3 Risk Identification

Figure 3-1 . Risk Identification

Figure 3-1 . Risk Assessment Identification

3.1 Risk identification is the foundation of risk assessment

Risk identification is not a goal itself; rather it is a step that directly serves the other elements of risk assessment: risk valuation, risk management, and risk allocation. The level of detail of the identification can vary depending on the nature of the analysis. For the purpose of risk valuation, it is important to be complete. Risk management requires the identification of the most important risks, including those present during the development phase as shown in Figure 3-1. Risk management does not require practitioners to identify every single risk, but only the biggest ones.

The emergence of P3s has revealed explicit risks that practitioners were unaware of, prompting changes to the methodology for addressing risks when using innovative delivery methods. In most conventional contracts, risks are explicitly transferred to the private party while all other unidentified risks essentially remain with the public agency. In a P3 contract, the risk transfer is the other way around. The contractor becomes responsible for the project and all of the risks attached, except for the ones explicitly retained by the public agency.

This change can create confusion because it is often not entirely clear, or easy to identify, which risks the public agency retains in a conventional delivery method and which ones are transferred to the private sector in a P3 procurement. Given that under the P3 delivery scenario these previously unidentified risks are now transferred and priced, the P3 option may appear extremely expensive. This may be true when comparing a private bid to a Public Sector Comparator (PSC) in situations where these risks are not valued, but that is akin to comparing "apples to oranges."

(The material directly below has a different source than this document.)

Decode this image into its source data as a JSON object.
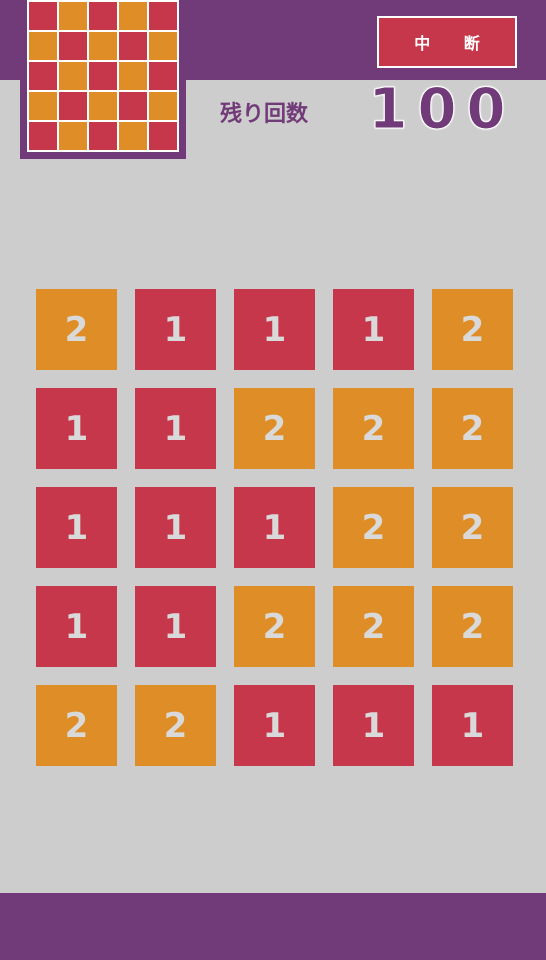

Whereas the risk identification method and process may vary depending on the goal of the risk assessment (as discussed in 2.2), the overall purpose of risk identification is fourfold:

  • Identifying the risks of a project (section 3.2.2) within the scope of the risk assessment (3.2.1);
  • Verifying that project stakeholders have a common understanding of the risks (3.2.3);
  • Prioritizing and identifying the most important risks (3.2.4); and,
  • Structuring the risk register and assessing the overall risk profile (3.2.5).

3.2 Conducting an excellent risk identification requires proper scoping, completeness checks, detailed descriptions, and prioritization

3.2.1 Defining the scope is the starting point of risk assessment

An often forgotten but very important step is determining the overall scope of the risk assessment. It may seem like an unnecessary step, but identifying the scope of the risk assessment is important because it can vary significantly depending on the purpose and intended use of the risk assessment. See Figure 3-2 for the Risk Assessment Scope Definitions.

I-13: Scope and purpose of the risk assessment

Mr. Regan (risk manager of the I-13 Project) intends to use risk assessment at multiple stages in the project and for different purposes. This leads to different scopes for the risk assessment:

  • The scope of a risk assessment that is used for project management in the early development phase focuses on all of the risks threatening the project, up to and including contracting and financial close.
  • The scope for developing a shadow bid (an indication of the expected bid that is used to compare delivery methods in a VfM assessment) is defined by the risks that are being transferred to the private sector in the P3 agreement, after contracting and financial close.
  • The scope for a VfM analysis can be as broad as the full project for the duration of the P3 agreement being considered-and maybe even beyond-but can also focus on the risks for which we expect a difference to be found between the P3 and conventional approach.

Currently, the question of concern to Ms. Brown and Mr. Regan is: "Which delivery method is most attractive for this project from the PDOT perspective?" A VfM comparison between the contracting forms "Design-Bid-Build," "P3 toll," and "P3 availability payment" will help answer this question, and a thorough risk assessment is essential for the VfM assessment. For the purpose of valuing the risks of a project to provide financial inputs for the VfM comparison, it is important for Ms. Brown and Mr. Regan to first decide if they want to identify all of the risks in their analysis, or if they should focus only on the risks that differ between the three contracting forms.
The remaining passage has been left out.